Присутствие Нестера, мешавшего развернуть разговор по душам, кинуло Филиппа Андреевича в беспредельную мрачность. Выпив с горя кружечку и охмелев, он все переводил разговор на загадочное и туманное. А Нестер Васильевич, для которого мир только разворачивался своими чудесами, все подливал и подливал ему и кричал:
– Ху-у, не тужи, братец ты мой, соколик!.. Жить можно, еще вот как можно, даже очень хорошо можно, братец ты мой, соколик!
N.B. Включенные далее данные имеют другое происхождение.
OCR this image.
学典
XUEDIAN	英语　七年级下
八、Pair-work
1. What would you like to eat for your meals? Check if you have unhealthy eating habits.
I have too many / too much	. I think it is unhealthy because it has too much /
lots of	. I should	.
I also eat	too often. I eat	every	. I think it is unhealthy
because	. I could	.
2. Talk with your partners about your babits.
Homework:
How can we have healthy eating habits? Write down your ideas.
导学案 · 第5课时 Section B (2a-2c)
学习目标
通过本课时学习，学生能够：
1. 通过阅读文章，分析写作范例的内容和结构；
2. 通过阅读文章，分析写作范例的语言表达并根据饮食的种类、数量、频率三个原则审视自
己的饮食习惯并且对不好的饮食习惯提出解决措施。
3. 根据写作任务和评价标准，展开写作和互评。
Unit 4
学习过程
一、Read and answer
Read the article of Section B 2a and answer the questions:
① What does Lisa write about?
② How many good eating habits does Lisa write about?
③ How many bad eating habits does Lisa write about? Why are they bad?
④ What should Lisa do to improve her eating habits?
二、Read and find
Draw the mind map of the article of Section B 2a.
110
А ты хвати-ка вот одну с ерцем-перцем-переверверцем!.. Ага? Понял теперь, какова Маша наша? То-то, братец ты мой, названый ты мой рассоколик!..
И вогнал Филиппа Андреевича в окончательную тоску и горькое раздражение.
Когда вошел Сережа, Нестер Васильевич, устав от Мартемьянова, показывал Гладких фокус, состоявший в том, что Нестер Васильевич одним дуновением загонял со стола медный старорежимный пятак в крынку с капустой.
А любимый герой Сережиных дум ревел во всю мощь о том, что великий этот фокус есть ничто, а вот ему, Гладких, ничего не стоит расшибить – ну, к примеру, вот эту доску стола. И не успел напруженный вздохом Нестер Васильевич в третий уже раз загнать свой пятак в капусту, как Гладких, к ужасу хозяйки и к изумлению и веселью остальных зрителей, размахнувшись всем корпусом, грохнул лбом в крайнюю доску стола. Полувершковая дубовая доска крахнула, как щепочка, – посуда и снедь с грохотом посыпались на пол.
Хозяйка и еще несколько баб бросились убирать посуду и угомонить разгулявшихся богатырей. А Сережа, потрясенный, вышел из избы.
– Они же там пьянствуют! – сказал он Кирпичеву, держась за свой винчестер.
– Гуляют, – согласился Кирпичев, дрогнув проваленной губой. – Да что ж, – сказал он, окутав себя облаком ядовитой маньчжурки, – пьяница проспится, а дурак никогда. Не пьют только хитрые, за то им и веры нет…
Как ни неожиданны были эти рассуждения для непьющего Сережи, они почему-то успокоили его.
– Куда же мне теперь? – спросил Сережа.
– А давай к нам во взвод, – сказал Кирпичев, тяжело подымаясь со скамейки.